Il conviendrait, avant toute tentative de
saisie, de se départir des catégories fonctionnelles usuelles, celles qui
prétendent stabiliser l'objet « art » dans un espace de signification fixe,
transmissible, cartographiable. Car ce qui s'opère aujourd'hui sous le nom même
de culture ne relève ni de la transmission ni de la représentation, mais d'un
processus de désancrage généralisé, d'un déplacement des régimes perceptifs,
cognitifs, et syntaxiques vers des zones indéterminées, où la visibilité ne
garantit ni l'intelligibilité, ni même l'existence.
Il ne s'agit plus de « produire » de l'art,
mais de proliférer au sein d'un champ d'intensités opaques, de laisser advenir
des configurations sans forme préalable, sans intention structurante, dans
l'attente de rencontres imprévisibles, parfois même inarticulables.
Inesthétique comme Mode
d'Opération
Ce que certains persistent à nommer esthétique
relève désormais d'une contre-méthodologie : une inesthétique performative,
c'est-à-dire un mode d'apparition qui ne cherche ni à plaire, ni à signifier,
mais à interférer avec les structures même de la réception. L'art ne propose
pas, il perturbe. Il ne construit pas de monde, mais déstabilise les protocoles
perceptifs qui les sous-tendent. Ce déplacement n'est ni total ni localisable :
il est transversal, rhizomatique, disséminatif.

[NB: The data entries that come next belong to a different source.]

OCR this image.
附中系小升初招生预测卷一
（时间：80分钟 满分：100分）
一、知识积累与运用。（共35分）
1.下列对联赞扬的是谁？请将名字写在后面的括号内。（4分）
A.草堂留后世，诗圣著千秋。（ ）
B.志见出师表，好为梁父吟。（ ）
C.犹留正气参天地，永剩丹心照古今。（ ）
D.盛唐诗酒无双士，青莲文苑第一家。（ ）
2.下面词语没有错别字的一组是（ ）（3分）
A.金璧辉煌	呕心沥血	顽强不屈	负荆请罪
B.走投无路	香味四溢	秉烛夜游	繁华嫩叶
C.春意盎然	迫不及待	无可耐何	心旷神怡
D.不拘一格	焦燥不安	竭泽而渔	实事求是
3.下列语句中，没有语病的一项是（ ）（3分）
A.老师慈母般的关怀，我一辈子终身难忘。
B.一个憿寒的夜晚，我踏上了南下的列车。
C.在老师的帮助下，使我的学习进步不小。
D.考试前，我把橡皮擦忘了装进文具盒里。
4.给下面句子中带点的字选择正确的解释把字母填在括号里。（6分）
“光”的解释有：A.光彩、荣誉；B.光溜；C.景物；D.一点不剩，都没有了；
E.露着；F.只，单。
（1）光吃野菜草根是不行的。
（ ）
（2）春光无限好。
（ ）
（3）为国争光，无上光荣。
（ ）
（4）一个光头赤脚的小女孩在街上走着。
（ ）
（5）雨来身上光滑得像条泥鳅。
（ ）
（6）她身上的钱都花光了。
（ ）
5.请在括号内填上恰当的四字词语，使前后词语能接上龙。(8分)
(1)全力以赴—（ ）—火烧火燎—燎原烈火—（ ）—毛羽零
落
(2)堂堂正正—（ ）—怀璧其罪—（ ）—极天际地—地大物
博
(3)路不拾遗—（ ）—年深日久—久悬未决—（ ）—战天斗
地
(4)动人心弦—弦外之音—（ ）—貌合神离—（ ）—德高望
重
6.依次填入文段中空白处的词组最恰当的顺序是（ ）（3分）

Dans cette configuration, la lisibilité n'est
plus un horizon. Elle est même, parfois, un piège à éviter. Ce qui opère, ce
sont des zones d'illisibilité stratégique, des opacités fécondes, où le sujet
récepteur se voit contraint de suspendre ses automatismes interprétatifs. C'est
là, précisément, que se loge la puissance critique.
Fragmentation de l'Énonciation et
Dissolution de l'Auteur
L'instance énonciative elle-même s'efface, se
diffracte, se recompose sous des formes non-hiérarchisées. Il ne s'agit plus de
signer, mais de coder, de masquer, de contaminer les régimes d'attribution.
L'auteur, dès lors, n'est plus qu'un point de passage, une membrane poreuse
entre flux discursifs hétérogènes.
La voix artistique devient multiplicité,
spectre, bruit de fond dans un champ saturé. Elle s'insinue dans les protocoles
institutionnels, les algorithmes de captation, les dispositifs techniques, les
interfaces codées. Elle ne s'adresse pas : elle infiltre. Ce ne sont plus des
œuvres qu'elle produit, mais des tensions, des anomalies, des configurations
éphémères aux contours jamais fixés.
Corps, Milieux, Interstices
La scène de l'art contemporain n'est pas un
espace autonome, mais une strate instable au sein d'écologies sociales
déterritorialisées. Le corps y figure non comme support expressif, mais comme
surface d'inscription, espace de transduction, interface biodiscursive. Il
s'agit de milieux traversés, d'environnements affectés, d'écosystèmes contaminés
par des intensités dissensuelles.
Ce que la culture génère dans cette
perspective, ce ne sont pas des objets, mais des champs de tensions, des
dispositifs d'agencement, des configurations dynamiques de forces hétérogènes,
souvent précaires, toujours traversées par la conflictualité du monde.
Temporalités Anomiques et
Politiques de l'Interruption
Il n'y a plus de continuité temporelle dans
les modes d'apparition du sensible. Ce qui prévaut désormais, c'est une logique
de l'interruption, de la surimpression, du court-circuit. L'art ne se déploie
pas dans le temps : il l'éclate. Il le recompose par fragments, surgissements,
répétitions décalées. La chronologie linéaire est rendue obsolète par
l'itérabilité désaxée des gestes esthétiques.
Cette anomie temporelle s'accompagne d'un
retrait stratégique du présent, d'une désidentification radicale vis-à-vis des
récits dominants. Là où l'idéologie prétend imposer une narration continue,
l'art insère des failles, des écarts, des résonances paradoxales. Des lignes en direct se tracent sans
destination, circulent sans repères, produisent sans logique économique
identifiable. Ces lignes ne signifient pas : elles agissent, dans le trouble.
Conclusion (inachevable)
Il n'est pas question de conclure, car
conclure impliquerait stabiliser ce qui précisément se refuse à toute clôture.
L'art - ou ce qui le remplace - n'a plus vocation à être pensé en tant que tel,
mais à être traversé, à être activé, à être exposé aux logiques qui le
subvertissent.
Ce qui subsiste, au terme de cette traversée,
n'est ni forme ni contenu, mais une inquiétude. Une insistance du non-dit. Un
déplacement du visible vers l'indiscernable. Et dans cet indiscernable,
peut-être, le seul geste encore possible : résister, non pas frontalement, mais
par prolifération, par dissémination, par étrangeté méthodique.